JM: What is the essence of The Grief Performance?

EKF: Loss. Grief. What does that mean that I’m still alive and happy and thriving even though I’m deeply upset? Am I allowed to have both things? Can I toggle back and forth? Can I get away with that? Can I feel this giant overwhelming love attack for the world even while I’m very dismayed and disappointed and everyone is dying around me. I think art is trying to make a space where both those things can be true. We feel more integrated as human beings through art. I just want to participate. I feel like when I don’t like a poem, I think it’s trying to ask me to make a choice, make things one way, and I don’t like that. Or at least you want to feel like the writer is aware that there are choices to be made. It’s not just, ‘here it is!’ That’s not accurate, that’s not how life is. I think also that in our culture there’s not a lot of space for grief or sadness. It’s very confusing to people when you’re confronting that with joy, or with reverence, or spirituality. I don’t blame people, it’s just they don’t have the language for it, they don’t have the context, they don’t live in a culture that has a lot of ritual. That’s not our culture. It feels like poetry is maybe a place where we’re trying to do some of that. 

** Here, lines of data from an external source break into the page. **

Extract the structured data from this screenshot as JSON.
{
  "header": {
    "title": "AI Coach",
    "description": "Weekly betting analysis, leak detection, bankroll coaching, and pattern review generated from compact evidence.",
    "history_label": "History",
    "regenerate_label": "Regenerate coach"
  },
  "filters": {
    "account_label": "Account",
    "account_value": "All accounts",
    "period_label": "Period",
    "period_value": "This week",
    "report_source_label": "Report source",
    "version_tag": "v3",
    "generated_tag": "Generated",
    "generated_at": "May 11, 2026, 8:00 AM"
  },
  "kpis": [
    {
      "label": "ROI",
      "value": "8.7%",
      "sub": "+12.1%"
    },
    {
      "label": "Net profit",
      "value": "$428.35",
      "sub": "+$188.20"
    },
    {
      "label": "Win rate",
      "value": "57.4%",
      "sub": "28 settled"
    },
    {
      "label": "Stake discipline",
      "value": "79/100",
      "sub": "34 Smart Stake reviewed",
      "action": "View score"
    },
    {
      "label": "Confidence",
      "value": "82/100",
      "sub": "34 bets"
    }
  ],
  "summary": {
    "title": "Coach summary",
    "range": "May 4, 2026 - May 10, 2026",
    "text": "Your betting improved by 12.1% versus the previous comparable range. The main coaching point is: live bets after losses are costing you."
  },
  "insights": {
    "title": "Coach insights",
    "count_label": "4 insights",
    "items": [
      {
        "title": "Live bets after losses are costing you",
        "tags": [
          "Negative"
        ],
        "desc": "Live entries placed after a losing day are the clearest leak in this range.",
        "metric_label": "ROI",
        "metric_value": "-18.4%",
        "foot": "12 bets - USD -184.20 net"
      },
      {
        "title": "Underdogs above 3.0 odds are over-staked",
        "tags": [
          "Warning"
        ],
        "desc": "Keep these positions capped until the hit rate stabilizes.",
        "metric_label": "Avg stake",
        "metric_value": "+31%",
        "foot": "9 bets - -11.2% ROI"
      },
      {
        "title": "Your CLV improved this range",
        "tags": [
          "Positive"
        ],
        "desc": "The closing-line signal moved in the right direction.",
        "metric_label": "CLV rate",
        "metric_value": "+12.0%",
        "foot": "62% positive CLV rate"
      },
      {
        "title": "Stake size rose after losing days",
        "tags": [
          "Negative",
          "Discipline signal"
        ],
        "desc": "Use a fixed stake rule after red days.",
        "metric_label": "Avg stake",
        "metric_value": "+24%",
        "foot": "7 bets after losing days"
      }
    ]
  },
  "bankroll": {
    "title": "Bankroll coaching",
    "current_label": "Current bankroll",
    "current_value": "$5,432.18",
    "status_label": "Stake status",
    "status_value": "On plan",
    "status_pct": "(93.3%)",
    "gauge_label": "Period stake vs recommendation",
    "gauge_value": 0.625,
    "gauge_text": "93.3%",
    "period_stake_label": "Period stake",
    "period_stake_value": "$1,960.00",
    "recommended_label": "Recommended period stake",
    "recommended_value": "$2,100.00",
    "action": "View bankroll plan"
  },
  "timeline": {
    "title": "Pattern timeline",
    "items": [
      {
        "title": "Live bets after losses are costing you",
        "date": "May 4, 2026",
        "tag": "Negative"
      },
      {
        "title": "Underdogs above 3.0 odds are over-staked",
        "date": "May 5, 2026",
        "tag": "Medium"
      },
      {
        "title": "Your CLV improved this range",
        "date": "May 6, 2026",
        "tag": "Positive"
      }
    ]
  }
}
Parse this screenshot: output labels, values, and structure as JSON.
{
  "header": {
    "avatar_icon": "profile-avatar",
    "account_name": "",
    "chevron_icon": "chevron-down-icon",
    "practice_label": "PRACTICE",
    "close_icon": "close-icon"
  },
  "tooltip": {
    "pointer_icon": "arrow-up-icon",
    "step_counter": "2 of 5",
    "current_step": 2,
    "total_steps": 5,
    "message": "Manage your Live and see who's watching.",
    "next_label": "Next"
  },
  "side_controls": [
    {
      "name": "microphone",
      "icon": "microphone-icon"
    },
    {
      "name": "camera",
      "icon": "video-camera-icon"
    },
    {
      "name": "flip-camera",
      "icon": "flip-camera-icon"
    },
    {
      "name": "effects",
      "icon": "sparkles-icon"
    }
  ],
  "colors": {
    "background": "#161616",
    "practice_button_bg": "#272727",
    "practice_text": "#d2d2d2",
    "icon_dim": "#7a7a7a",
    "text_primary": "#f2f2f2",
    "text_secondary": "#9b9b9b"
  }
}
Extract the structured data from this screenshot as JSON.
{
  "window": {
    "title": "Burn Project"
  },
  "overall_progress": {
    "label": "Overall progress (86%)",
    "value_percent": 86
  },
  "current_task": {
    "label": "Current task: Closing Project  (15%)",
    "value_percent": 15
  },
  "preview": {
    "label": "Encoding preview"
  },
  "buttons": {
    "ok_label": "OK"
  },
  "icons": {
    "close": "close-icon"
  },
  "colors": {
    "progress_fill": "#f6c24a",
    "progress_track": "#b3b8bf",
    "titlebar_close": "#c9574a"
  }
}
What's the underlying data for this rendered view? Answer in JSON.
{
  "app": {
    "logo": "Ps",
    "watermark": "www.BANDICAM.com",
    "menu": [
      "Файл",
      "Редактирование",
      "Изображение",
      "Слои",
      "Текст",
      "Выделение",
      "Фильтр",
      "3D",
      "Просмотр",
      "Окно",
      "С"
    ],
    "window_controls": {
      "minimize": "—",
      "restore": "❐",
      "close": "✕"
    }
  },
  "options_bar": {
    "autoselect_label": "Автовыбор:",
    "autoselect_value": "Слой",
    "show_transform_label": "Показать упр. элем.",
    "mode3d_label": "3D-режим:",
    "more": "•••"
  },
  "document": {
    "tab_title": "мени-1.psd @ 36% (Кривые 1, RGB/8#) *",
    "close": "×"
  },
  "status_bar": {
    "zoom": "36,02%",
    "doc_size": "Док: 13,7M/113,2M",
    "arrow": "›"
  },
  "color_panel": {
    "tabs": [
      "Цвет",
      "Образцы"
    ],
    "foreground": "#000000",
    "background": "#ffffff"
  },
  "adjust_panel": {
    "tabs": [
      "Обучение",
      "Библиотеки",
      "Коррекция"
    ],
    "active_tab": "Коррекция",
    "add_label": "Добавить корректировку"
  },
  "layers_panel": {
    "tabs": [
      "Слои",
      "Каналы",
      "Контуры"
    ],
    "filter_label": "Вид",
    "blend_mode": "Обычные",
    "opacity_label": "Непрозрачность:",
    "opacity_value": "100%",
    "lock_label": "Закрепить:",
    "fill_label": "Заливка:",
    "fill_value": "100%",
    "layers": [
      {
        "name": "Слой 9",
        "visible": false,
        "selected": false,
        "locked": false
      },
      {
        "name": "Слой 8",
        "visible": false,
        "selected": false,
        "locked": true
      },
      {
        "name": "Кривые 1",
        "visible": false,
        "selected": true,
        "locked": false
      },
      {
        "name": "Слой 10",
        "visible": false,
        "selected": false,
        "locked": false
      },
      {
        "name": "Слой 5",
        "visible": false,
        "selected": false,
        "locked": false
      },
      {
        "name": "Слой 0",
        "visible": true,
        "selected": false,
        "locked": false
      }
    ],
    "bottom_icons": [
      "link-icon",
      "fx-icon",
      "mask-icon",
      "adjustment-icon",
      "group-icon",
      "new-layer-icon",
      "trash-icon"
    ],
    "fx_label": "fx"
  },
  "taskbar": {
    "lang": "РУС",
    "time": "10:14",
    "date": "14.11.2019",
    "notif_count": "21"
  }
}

JM: What sort of tips would you give a writer? 

EKF: This is one of my tricks when you feel stuck. You describe an image, have a feeling, describe an image, have a feeling. Not that that’s ultimately a good poem, but you just pulse between what is already happening. Usually you get stuck between one thing or the other; thinking or feeling, observing or having an idea. Not just observe, not just feel, have both. Sometimes that pulse is still boring…but my other trick is called “third thing.” I’ll have a thought, then I’ll have a second thought, then I’ll be like ‘ok, what’s the next thought?’ I never allow myself to write the second thoughts, just the first and third thoughts. An example: ‘I’m sad’ ok what’s the image? Hairdryer. So I have sad, hairdryer. Then I’m like ‘nope not hairdryer, what’s the third thing?’ Antelope. I need to push if I‘m more interested in surprising myself. Sometimes even if you write down the second thought, you take it out, because it’s just a landing place. I want to think beyond my regular one, two [thoughts]. If you can have patience and see what’s next, that’s often more interesting and people respond to it. You’re allowing yourself to move beyond yourself.